About Cystic Fibrosis

Discover the Cystic Fibrosis causes

Cystic Fibrosis (CF) is a genetic disorder that is passed from parent to child. Out of every 100 individuals with Caucasian ancestry, 4 persons will be carriers of the abnormal gene.

The cystic fibrosis gene, what is going wrong?

CF patients have an abnormal cystic fibrosis transmembrane conductance regulator (CFTR) gene. This regulator is a proteinaceous compound which dictates the amount of water in mucus.

Mucus is a normal product of the human body that is made up of water, salt, sugars and proteins. It has integral functions in the various bodily tubes and passageways.

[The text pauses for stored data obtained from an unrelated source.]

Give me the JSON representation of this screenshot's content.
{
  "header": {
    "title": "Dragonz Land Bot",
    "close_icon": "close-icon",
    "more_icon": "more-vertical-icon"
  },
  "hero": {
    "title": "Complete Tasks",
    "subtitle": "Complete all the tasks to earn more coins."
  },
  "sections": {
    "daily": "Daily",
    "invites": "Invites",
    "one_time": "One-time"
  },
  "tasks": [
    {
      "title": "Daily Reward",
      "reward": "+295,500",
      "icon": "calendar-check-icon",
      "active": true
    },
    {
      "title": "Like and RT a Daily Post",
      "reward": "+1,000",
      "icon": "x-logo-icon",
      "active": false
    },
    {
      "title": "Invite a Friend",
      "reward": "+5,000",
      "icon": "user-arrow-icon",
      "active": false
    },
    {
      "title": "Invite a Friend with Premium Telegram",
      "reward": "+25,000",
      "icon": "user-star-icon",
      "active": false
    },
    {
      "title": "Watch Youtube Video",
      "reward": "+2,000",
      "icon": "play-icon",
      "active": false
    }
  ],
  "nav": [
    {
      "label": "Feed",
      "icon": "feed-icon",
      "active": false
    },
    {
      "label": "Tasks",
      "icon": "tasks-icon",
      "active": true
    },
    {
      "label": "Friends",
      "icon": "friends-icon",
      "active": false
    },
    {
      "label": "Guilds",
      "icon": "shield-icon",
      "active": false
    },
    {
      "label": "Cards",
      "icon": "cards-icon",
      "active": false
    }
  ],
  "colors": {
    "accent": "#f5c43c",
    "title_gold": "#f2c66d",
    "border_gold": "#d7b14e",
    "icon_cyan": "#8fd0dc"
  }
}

By cleansing and lubrication, mucus maintains optimal function and prevents infection.

How does the mutant gene causes cystic fibrosis?

Aberrant CFTR genes cause the production of abnormally thick gluey mucus with inadequate water content. Rather than allow normal passage of bodily fluids, the mucus causes obstruction and symptoms.

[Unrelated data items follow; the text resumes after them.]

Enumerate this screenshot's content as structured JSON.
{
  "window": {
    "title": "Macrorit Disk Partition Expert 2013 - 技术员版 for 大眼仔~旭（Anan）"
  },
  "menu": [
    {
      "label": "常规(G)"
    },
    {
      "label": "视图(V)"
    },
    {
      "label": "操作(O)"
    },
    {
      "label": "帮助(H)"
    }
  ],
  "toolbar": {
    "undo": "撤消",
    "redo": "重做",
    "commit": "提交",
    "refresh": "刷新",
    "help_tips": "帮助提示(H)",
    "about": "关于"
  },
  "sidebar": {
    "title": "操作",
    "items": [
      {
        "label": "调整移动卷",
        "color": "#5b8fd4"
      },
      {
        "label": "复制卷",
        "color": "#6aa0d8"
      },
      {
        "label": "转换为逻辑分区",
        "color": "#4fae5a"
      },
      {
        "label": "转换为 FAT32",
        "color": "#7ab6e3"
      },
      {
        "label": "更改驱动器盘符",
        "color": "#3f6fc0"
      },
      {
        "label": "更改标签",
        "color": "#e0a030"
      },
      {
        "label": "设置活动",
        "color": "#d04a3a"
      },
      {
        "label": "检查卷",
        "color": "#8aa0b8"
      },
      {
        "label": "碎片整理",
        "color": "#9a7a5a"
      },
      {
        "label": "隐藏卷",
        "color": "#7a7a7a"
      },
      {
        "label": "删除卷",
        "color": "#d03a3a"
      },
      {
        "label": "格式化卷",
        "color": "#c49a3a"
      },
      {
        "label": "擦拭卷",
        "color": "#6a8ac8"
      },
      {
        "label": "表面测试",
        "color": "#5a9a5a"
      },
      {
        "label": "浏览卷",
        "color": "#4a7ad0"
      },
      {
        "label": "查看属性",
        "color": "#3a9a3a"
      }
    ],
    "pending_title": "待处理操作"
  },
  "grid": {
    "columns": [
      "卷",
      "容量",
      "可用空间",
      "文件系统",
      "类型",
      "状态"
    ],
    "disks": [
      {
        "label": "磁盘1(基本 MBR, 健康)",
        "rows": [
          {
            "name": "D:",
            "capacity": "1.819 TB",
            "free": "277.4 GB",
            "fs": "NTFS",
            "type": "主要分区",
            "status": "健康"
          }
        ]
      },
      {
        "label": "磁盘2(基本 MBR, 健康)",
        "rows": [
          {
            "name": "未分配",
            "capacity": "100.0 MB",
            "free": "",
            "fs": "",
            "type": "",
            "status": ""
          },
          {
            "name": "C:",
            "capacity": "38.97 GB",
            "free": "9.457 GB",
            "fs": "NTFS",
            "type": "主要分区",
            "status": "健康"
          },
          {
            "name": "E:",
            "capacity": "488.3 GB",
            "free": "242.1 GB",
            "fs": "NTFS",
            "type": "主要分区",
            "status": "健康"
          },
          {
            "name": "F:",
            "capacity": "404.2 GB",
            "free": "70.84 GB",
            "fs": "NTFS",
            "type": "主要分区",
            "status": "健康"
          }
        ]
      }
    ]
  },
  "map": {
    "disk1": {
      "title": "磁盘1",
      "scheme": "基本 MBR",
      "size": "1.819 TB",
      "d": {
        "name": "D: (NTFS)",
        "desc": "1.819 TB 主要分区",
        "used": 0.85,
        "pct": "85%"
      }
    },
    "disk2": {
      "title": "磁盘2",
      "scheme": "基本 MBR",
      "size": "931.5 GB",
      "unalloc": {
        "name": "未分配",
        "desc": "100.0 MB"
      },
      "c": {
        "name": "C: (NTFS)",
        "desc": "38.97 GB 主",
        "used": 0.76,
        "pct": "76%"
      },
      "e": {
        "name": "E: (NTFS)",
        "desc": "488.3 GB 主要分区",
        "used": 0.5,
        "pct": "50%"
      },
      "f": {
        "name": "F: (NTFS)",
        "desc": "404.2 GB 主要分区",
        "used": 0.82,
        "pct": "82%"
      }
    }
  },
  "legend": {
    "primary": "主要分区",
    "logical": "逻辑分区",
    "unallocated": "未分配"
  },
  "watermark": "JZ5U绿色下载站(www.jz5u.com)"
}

Two abnormal CFTR genes are needed to trigger the disease, one from each parent. Carriers only have one anomalous CFTR gene and therefore have no symptoms.

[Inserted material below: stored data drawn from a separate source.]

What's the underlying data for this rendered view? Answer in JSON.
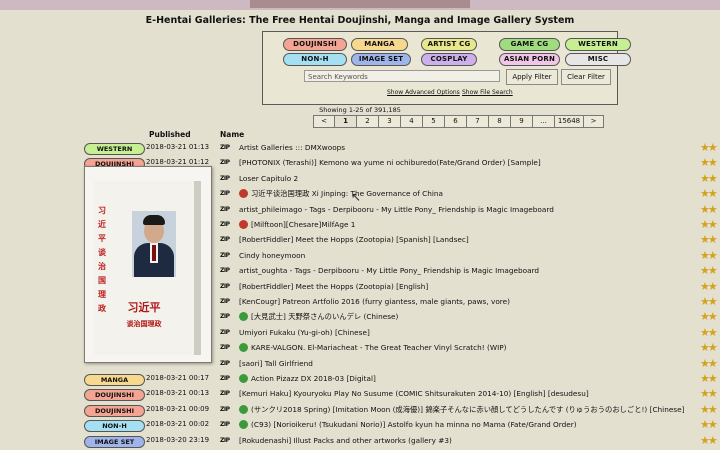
{
  "site_title": "E-Hentai Galleries: The Free Hentai Doujinshi, Manga and Image Gallery System",
  "categories": [
    {
      "label": "DOUJINSHI",
      "color": "#f4a493",
      "text_color": "#111"
    },
    {
      "label": "MANGA",
      "color": "#f6d98e",
      "text_color": "#111"
    },
    {
      "label": "ARTIST CG",
      "color": "#e9e78b",
      "text_color": "#111"
    },
    {
      "label": "GAME CG",
      "color": "#9edc7f",
      "text_color": "#111"
    },
    {
      "label": "WESTERN",
      "color": "#c6ee93",
      "text_color": "#111"
    },
    {
      "label": "NON-H",
      "color": "#a4dff2",
      "text_color": "#111"
    },
    {
      "label": "IMAGE SET",
      "color": "#9fb4ea",
      "text_color": "#111"
    },
    {
      "label": "COSPLAY",
      "color": "#cdb0ea",
      "text_color": "#111"
    },
    {
      "label": "ASIAN PORN",
      "color": "#f0c6e6",
      "text_color": "#111"
    },
    {
      "label": "MISC",
      "color": "#e6e6e6",
      "text_color": "#111"
    }
  ],
  "search": {
    "placeholder": "Search Keywords",
    "apply_label": "Apply Filter",
    "clear_label": "Clear Filter",
    "advanced_label": "Show Advanced Options",
    "file_search_label": "Show File Search"
  },
  "showing": "Showing 1-25 of 391,185",
  "pager": [
    "<",
    "1",
    "2",
    "3",
    "4",
    "5",
    "6",
    "7",
    "8",
    "9",
    "...",
    "15648",
    ">"
  ],
  "pager_current": "1",
  "table": {
    "col_published": "Published",
    "col_name": "Name",
    "icon_text": "ZIP",
    "rows": [
      {
        "category": "WESTERN",
        "cat_color": "#c6ee93",
        "date": "2018-03-21 01:13",
        "title": "Artist Galleries ::: DMXwoops",
        "mark": ""
      },
      {
        "category": "DOUJINSHI",
        "cat_color": "#f4a493",
        "date": "2018-03-21 01:12",
        "title": "[PHOTONIX (Terashi)] Kemono wa yume ni ochiburedo(Fate/Grand Order) [Sample]",
        "mark": ""
      },
      {
        "category": "",
        "cat_color": "",
        "date": "",
        "title": "Loser Capitulo 2",
        "mark": ""
      },
      {
        "category": "",
        "cat_color": "",
        "date": "",
        "title": "习近平谈治国理政 Xi Jinping: The Governance of China",
        "mark": "#c0392b"
      },
      {
        "category": "",
        "cat_color": "",
        "date": "",
        "title": "artist_phileimago - Tags - Derpibooru - My Little Pony_ Friendship is Magic Imageboard",
        "mark": ""
      },
      {
        "category": "",
        "cat_color": "",
        "date": "",
        "title": "[Milftoon][Chesare]MilfAge 1",
        "mark": "#c0392b"
      },
      {
        "category": "",
        "cat_color": "",
        "date": "",
        "title": "[RobertFiddler] Meet the Hopps (Zootopia) [Spanish] [Landsec]",
        "mark": ""
      },
      {
        "category": "",
        "cat_color": "",
        "date": "",
        "title": "Cindy honeymoon",
        "mark": ""
      },
      {
        "category": "",
        "cat_color": "",
        "date": "",
        "title": "artist_oughta - Tags - Derpibooru - My Little Pony_ Friendship is Magic Imageboard",
        "mark": ""
      },
      {
        "category": "",
        "cat_color": "",
        "date": "",
        "title": "[RobertFiddler] Meet the Hopps (Zootopia) [English]",
        "mark": ""
      },
      {
        "category": "",
        "cat_color": "",
        "date": "",
        "title": "[KenCougr] Patreon Artfolio 2016 (furry giantess, male giants, paws, vore)",
        "mark": ""
      },
      {
        "category": "",
        "cat_color": "",
        "date": "",
        "title": "[大見武士] 天野祭さんのいんデレ (Chinese)",
        "mark": "#3c9a3c"
      },
      {
        "category": "",
        "cat_color": "",
        "date": "",
        "title": "Umiyori Fukaku (Yu-gi-oh) [Chinese]",
        "mark": ""
      },
      {
        "category": "",
        "cat_color": "",
        "date": "",
        "title": "KARE-VALGON. El-Mariacheat - The Great Teacher Vinyl Scratch! (WIP)",
        "mark": "#3c9a3c"
      },
      {
        "category": "",
        "cat_color": "",
        "date": "",
        "title": "[saori] Tall Girlfriend",
        "mark": ""
      },
      {
        "category": "MANGA",
        "cat_color": "#f6d98e",
        "date": "2018-03-21 00:17",
        "title": "Action Pizazz DX 2018-03 [Digital]",
        "mark": "#3c9a3c"
      },
      {
        "category": "DOUJINSHI",
        "cat_color": "#f4a493",
        "date": "2018-03-21 00:13",
        "title": "[Kemuri Haku] Kyouryoku Play No Susume (COMIC Shitsurakuten 2014-10) [English] [desudesu]",
        "mark": ""
      },
      {
        "category": "DOUJINSHI",
        "cat_color": "#f4a493",
        "date": "2018-03-21 00:09",
        "title": "(サンクリ2018 Spring) [Imitation Moon (成海優)] 錦楽子そんなに赤い顔してどうしたんです (りゅうおうのおしごと!) [Chinese]",
        "mark": "#3c9a3c"
      },
      {
        "category": "NON-H",
        "cat_color": "#a4dff2",
        "date": "2018-03-21 00:02",
        "title": "(C93) [Norioikeru! (Tsukudani Norio)] Astolfo kyun ha minna no Mama (Fate/Grand Order)",
        "mark": "#3c9a3c"
      },
      {
        "category": "IMAGE SET",
        "cat_color": "#9fb4ea",
        "date": "2018-03-20 23:19",
        "title": "[Rokudenashi] Illust Packs and other artworks (gallery #3)",
        "mark": ""
      }
    ]
  },
  "popup": {
    "cover_vertical_text": "习近平谈治国理政",
    "cover_title": "习近平",
    "cover_subtitle": "谈治国理政"
  }
}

What is the chance of producing babies with CF?

Couples who are both carriers have a 25% chance of having offspring who will develop cystic fibrosis. There is an equal probability of having a completely normal child who is not even a carrier of the abnormal gene. The probability of having a child who is not symptomatic but is a carrier is 50%.

This does not mean that one out of every four of your children will have the disease. This means each pregnancy has a one in four chances of resulting in a CF baby. A couple can conceivably have four cystic fibrosis babies, or four healthy ones. It is important to be knowledgeable and to be prepared.

Disclaimer: This website provides general information about cystic fibrosis and in no means should be taken as a medical or health advice. Please consult your doctor before acting on any of its information.